La directora enfatizó además que el creciente interés de las familias por ser parte del programa obliga a seguir ampliando redes y fortaleciendo las oportunidades de inclusión laboral para los egresados. “Seguimos avanzando y promoviendo nuevas iniciativas para aumentar nuestras cifras de empleabilidad y continuar posicionando el programa dentro y fuera de la universidad”, indicó.

El deporte como motor de inclusión y autonomía

Uno de los espacios que más ha fortalecido el desarrollo de los estudiantes del Diploma ha sido el deporte inclusivo. La docente de la Facultad de Educación y Ciencias Sociales, carrera de Educación Física, y directora del equipo de hockey inclusivo de la UNAB, Lissette Cerda Miranda, destacó cómo el deporte se convirtió en una herramienta transformadora para los alumnos.

Ha sido hermoso ver cómo, a través de las experiencias deportivas y de convivencia, los estudiantes fortalecen su personalidad, seguridad y autonomía, ampliando además sus oportunidades de participación y encuentro con otros

La entrenadora recordó que el desarrollo deportivo de los estudiantes del Diploma surgió desde la necesidad de generar espacios reales de participación y pertenencia dentro de la universidad. Gracias a ello, los jóvenes han representado a Chile y a la Universidad Andrés Bello en campeonatos mundiales, parapanamericanos, competencias nacionales y torneos universitarios.

La académica también resaltó el impacto que esta experiencia ha tenido en los futuros profesores y compañeros de entrenamiento. “Nuestros estudiantes de Pedagogía en Educación Física han derribado prejuicios y comprendido que la inclusión se construye en lo cotidiano, en el respeto y en la posibilidad real de compartir como comunidad”, expresó.

Una experiencia que transformó a toda la universidad

Quien también fue parte fundamental del crecimiento del Diploma es la directora del Observatorio para la Inclusión de la Universidad Andrés Bello, Alejandra Ríos, encargada de abrir el programa en la sede Viña del Mar en 2011.

María Florencia Iriart, actual directora del Diploma en Habilidades Laborales de la UNAB

Ríos recordó que la creación del programa respondió a un vacío histórico en la formación de personas con discapacidad intelectual.

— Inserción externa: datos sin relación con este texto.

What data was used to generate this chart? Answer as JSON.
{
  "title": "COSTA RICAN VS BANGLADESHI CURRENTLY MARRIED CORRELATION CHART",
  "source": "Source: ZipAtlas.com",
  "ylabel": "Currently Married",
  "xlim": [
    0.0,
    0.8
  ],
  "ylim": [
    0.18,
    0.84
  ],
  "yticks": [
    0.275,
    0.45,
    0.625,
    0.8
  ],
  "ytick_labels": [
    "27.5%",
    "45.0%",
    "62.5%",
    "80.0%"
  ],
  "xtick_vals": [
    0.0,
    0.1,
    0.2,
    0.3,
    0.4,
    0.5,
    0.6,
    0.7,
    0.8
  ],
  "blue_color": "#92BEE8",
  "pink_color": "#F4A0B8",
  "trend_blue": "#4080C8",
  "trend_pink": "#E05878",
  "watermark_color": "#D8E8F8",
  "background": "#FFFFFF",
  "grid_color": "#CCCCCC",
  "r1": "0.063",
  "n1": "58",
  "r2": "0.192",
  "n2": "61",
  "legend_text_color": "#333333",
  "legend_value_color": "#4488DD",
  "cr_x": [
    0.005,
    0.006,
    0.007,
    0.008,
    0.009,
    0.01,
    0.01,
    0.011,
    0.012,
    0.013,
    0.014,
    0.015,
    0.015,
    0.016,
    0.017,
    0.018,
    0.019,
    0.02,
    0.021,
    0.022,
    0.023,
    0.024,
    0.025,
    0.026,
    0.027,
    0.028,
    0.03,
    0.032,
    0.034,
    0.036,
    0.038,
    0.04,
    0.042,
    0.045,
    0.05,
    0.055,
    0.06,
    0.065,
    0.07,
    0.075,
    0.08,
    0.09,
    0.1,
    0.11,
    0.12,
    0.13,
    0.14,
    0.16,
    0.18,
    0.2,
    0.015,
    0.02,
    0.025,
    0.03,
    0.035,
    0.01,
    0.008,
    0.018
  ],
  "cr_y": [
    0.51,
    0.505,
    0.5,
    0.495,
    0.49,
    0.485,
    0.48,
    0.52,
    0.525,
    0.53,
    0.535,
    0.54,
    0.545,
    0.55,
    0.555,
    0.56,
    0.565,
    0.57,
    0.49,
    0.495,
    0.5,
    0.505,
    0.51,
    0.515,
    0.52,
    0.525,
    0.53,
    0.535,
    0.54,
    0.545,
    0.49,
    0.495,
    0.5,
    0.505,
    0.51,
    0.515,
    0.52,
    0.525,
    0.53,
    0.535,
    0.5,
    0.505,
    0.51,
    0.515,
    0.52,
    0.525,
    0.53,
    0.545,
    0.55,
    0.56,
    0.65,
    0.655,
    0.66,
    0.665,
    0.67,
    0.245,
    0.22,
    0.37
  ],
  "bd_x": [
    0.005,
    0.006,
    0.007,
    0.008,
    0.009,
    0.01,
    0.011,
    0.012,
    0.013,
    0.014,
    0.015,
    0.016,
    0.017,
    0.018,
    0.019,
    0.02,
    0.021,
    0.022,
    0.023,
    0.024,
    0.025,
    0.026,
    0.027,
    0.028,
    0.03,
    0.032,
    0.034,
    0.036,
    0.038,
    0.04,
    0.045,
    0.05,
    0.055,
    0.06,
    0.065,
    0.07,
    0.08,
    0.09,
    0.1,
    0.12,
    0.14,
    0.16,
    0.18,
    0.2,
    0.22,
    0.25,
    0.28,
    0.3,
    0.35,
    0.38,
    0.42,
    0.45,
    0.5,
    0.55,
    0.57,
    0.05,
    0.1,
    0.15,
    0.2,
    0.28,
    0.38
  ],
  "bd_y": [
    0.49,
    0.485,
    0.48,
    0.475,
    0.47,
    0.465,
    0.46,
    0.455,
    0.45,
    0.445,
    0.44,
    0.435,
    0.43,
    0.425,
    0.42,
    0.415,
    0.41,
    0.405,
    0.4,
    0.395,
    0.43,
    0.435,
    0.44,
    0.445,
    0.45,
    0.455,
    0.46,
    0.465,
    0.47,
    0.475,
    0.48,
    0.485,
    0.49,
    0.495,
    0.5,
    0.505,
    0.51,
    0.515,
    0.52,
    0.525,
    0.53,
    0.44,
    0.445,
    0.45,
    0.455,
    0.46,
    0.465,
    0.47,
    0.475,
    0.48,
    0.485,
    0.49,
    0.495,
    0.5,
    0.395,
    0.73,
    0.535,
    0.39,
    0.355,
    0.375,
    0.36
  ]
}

La única alternativa que existía era la educación especial segregada, lo que significaba un retroceso en inclusión. El programa nació como una apuesta para que estos jóvenes vivieran la experiencia universitaria junto a otros estudiantes y pudieran prepararse para el trabajo en un espacio abierto y participativo

La directora agregó que uno de los principales desafíos fue preparar a toda la comunidad universitaria para convivir en un entorno verdaderamente inclusivo. “Tuvimos que trabajar con docentes, estudiantes, familias y organizaciones sociales para construir una cultura de respeto por la diversidad. Con el tiempo, esa cultura evolucionó hacia la valoración de la diversidad como parte esencial de nuestra identidad institucional”, señaló.

Tras dos décadas de historia, Alejandra Ríos asegura que el aprendizaje más importante ha sido comprender el impacto transformador de la inclusión en toda la comunidad universitaria. “Los cientos de jóvenes que han pasado por el Diploma han vivido una experiencia transformadora, pero este programa también nos transformó a nosotros como universidad. Hoy somos una mejor institución gracias a la diversidad que nos compone”, concluyó.